Uses and Traditions –
The properties of the Hamamelis virginiana have been known for thousands of years. The healing characteristics of the Hamamelis decoction were already known to the Native Americans, who used it to treat wounds. Later, in the nineteenth century, the distillate obtained from the leaves of Witch Hazel, was used by European settlers against sunburn and eye irritation after long exposure to light. Its uses are mainly due to the presence in the leaves and in the tannin bark; it is widely used in herbal medicine for the preparation of fluid extracts and ointments with decongestant, astringent and haemostatic properties; the extracts are used in the treatment of hemorrhoids, varices, phlebitis and ocular inflammations. In cosmetics the extracts of Hamamelis virginiana are used for emollient lotions for dry skin.

Preparation Mode –
Of the witch hazel you can prepare infusions and extracts like mother tincture, otherwise for external use the choice is much wider.
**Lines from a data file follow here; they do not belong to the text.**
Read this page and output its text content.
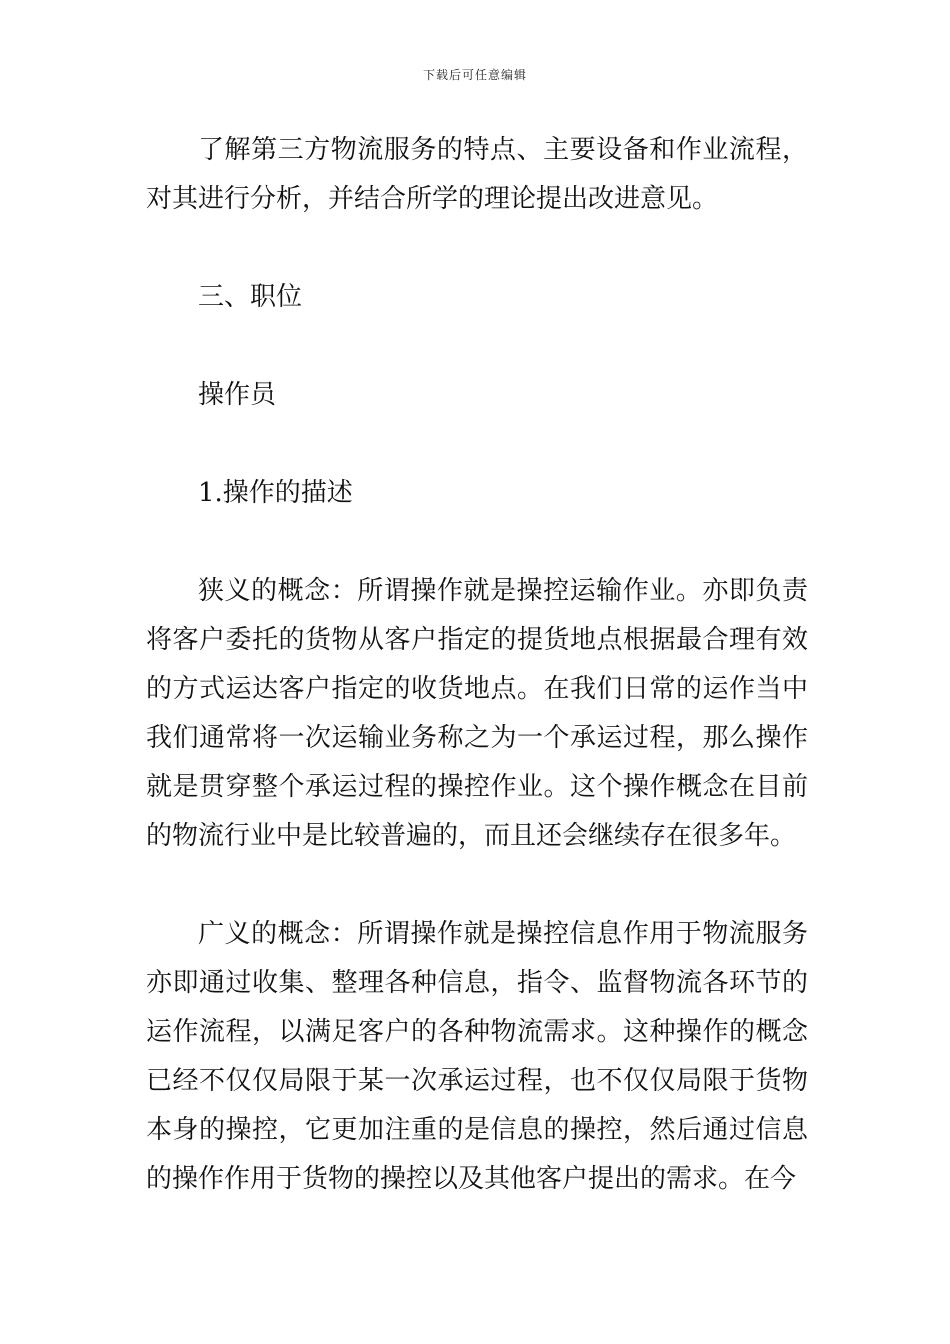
下载后可任意编辑

了解第三方物流服务的特点、主要设备和作业流程，对其进行分析，并结合所学的理论提出改进意见。

三、职位

操作员

1.操作的描述

狭义的概念：所谓操作就是操控运输作业。亦即负责将客户委托的货物从客户指定的提货地点根据最合理有效的方式运达客户指定的收货地点。在我们日常的运作当中我们通常将一次运输业务称之为一个承运过程，那么操作就是贯穿整个承运过程的操控作业。这个操作概念在目前的物流行业中是比较普遍的，而且还会继续存在很多年。

广义的概念：所谓操作就是操控信息作用于物流服务亦即通过收集、整理各种信息，指令、监督物流各环节的运作流程，以满足客户的各种物流需求。这种操作的概念已经不仅仅局限于某一次承运过程，也不仅仅局限于货物本身的操控，它更加注重的是信息的操控，然后通过信息的操作作用于货物的操控以及其他客户提出的需求。在今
You can prepare eye drops, soothing afters and decongestant tonics. With witch hazel we also make creams against cellulite and also distilled water of Hamamelis, useful for inflammation of the mouth and gums, for red eyes and in case of allergic conjunctivitis. Among the preparations of the witch hazel we remember the cream used as a skin softener.

Guido Bissanti

– Wikipedia, the free encyclopedia.
– Treben M., 2000. Health from the Pharmacy of the Lord, Advice and experience with medicinal herbs, Ennsthaler Publisher
– Pignatti S., 1982. Flora of Italy, Edagricole, Bologna.
– Conti F., Abbate G., Alessandrini A., Blasi C. (edited by), 2005. An annotated checklist of the Italian vascular flora, Palombi Editore.

Warning: Pharmaceutical applications and alimurgical uses are indicated for informational purposes only and do not in any way represent a medical prescription; there is therefore no liability for their use for curative, aesthetic or food purposes.